Incremental gc is being reverted for 3.14, to be replaced with the older 3-gen collector, and the same will be true of 3.15:

Inc gc seemed to be primarily aimed at reducing “stop the world” long pauses, and has had some success at that. But it came at the cost of sometimes greatly increasing memory use, as trash cycles pile up waiting for the incremental collector to get to them.

I wrote a toy app to explore the limits (link to a public gist):

Toy cyclic gc code · GitHub .
Don’t be put off by “toy app” :wink:. The difference between a toy and a real app in this kind of context is that the former can display pathological behaviors much faster. and without dozens of confounding factors muddying the picture.

The app depends on psutil, but not on Python 3 - it sticks to Python 2 features.

The high-order bit here is on the behavior of “gen0” collections. Under the old 3-gen collector, a gen0 collection collects the cycles created, and which became trash, since the last time gen0 ran. It’s aimed at reclaiming short-lived cyclic trash, which is common in many apps (if they create cycles at all).

The app is an infinite loop that creates a new cycle on each iteration, and after iteration 1000 also converts one to trash on each. So neither truly short- nor long-lived. There are never more than 1000 reachable cycles.

Under Py 3,13 (older gc), it works as I expect. The gen0 threshold is 2000 (same as under 3.14), and around iteration 2000 a gen0 collection occurs. It reclaims 1000 trash cycles, and moves 1000 to gen1. Same story at iterations 4000, 6000, 8000, … it cleans up half the trash created along the way, quickly and smoothly. Other trash is awaiting a gen1 collection.

The current (dev) docs for gc.set_threshold() seem to say that should still be the case (plus maybe more):

For each collection, all the objects in the young generation and some fraction of the old generation is collected

But that’s not what I’m seeing. Nothing is collected at 2000 iterations. And still not by 4000 iterations. Or 6000, 8000, … Nothing at all gets collected until about the 20 thousandth iteration. gc is invoked along the way (you can confirm by adding more output to the toy’s gc callback function), but it returns without collecting anything until iteration 20_000. Then it collects about 18_000 trash cycles.

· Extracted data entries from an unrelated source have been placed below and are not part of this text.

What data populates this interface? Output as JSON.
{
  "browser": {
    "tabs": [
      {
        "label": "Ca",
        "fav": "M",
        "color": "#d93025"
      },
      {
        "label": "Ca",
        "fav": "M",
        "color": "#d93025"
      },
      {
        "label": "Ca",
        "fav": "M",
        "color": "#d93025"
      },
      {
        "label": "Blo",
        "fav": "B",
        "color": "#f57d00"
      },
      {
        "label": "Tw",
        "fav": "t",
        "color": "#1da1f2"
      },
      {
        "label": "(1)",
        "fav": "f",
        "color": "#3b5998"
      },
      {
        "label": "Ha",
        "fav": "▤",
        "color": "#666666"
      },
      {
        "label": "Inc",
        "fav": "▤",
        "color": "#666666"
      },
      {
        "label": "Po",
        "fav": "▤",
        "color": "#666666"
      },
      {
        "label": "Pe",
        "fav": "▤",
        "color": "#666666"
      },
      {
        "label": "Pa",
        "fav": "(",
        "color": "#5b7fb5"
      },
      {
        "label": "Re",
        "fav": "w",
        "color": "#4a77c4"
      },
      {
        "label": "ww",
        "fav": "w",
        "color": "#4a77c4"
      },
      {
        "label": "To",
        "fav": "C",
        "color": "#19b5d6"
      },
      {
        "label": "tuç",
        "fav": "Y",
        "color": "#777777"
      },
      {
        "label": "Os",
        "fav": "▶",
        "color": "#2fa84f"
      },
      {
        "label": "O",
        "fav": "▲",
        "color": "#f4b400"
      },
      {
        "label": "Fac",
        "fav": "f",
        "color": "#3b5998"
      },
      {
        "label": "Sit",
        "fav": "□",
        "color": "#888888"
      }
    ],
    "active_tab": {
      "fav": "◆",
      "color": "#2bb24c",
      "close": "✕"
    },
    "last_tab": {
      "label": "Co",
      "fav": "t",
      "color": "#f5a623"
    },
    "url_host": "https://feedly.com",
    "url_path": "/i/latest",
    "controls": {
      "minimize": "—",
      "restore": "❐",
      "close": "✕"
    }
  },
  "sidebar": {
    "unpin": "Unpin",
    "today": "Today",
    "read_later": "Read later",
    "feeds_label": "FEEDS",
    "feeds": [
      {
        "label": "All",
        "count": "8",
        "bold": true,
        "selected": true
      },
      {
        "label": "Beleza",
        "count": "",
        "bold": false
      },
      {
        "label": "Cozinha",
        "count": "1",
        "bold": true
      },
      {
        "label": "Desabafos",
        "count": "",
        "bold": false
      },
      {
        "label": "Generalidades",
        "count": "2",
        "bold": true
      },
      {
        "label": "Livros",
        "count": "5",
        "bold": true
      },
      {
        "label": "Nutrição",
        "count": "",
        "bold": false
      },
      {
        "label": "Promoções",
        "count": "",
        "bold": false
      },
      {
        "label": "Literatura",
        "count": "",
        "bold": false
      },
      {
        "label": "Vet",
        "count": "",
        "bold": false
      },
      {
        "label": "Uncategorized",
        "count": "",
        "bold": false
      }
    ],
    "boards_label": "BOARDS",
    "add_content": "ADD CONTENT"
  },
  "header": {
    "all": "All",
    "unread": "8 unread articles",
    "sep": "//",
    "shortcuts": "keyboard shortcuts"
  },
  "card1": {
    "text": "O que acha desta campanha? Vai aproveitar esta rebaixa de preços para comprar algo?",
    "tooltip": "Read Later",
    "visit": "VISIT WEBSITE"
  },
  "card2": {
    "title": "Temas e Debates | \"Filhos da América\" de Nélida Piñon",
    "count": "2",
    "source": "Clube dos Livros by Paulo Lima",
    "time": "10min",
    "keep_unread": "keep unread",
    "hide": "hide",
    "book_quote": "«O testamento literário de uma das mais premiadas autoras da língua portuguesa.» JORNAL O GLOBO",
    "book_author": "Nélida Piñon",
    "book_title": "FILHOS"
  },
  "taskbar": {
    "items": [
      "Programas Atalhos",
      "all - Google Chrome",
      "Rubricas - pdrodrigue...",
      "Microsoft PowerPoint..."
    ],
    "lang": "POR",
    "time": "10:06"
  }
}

So it’s off to a bad start, which gets worse over time. But not without bound. It eventually (after about 750K iterations) reaches a “steadyish state”, always with over 90K trash cycles awaiting collection, but not more than 100K.

So that’s the first thing I’d think about: is there ever a “good reason” to skip gen0 performing its traditional function? I don’t understand the current “work to do” logic, and especially not how “the math” can end up making it negative(!) at times. But intuition says “work to do” should always include gen0.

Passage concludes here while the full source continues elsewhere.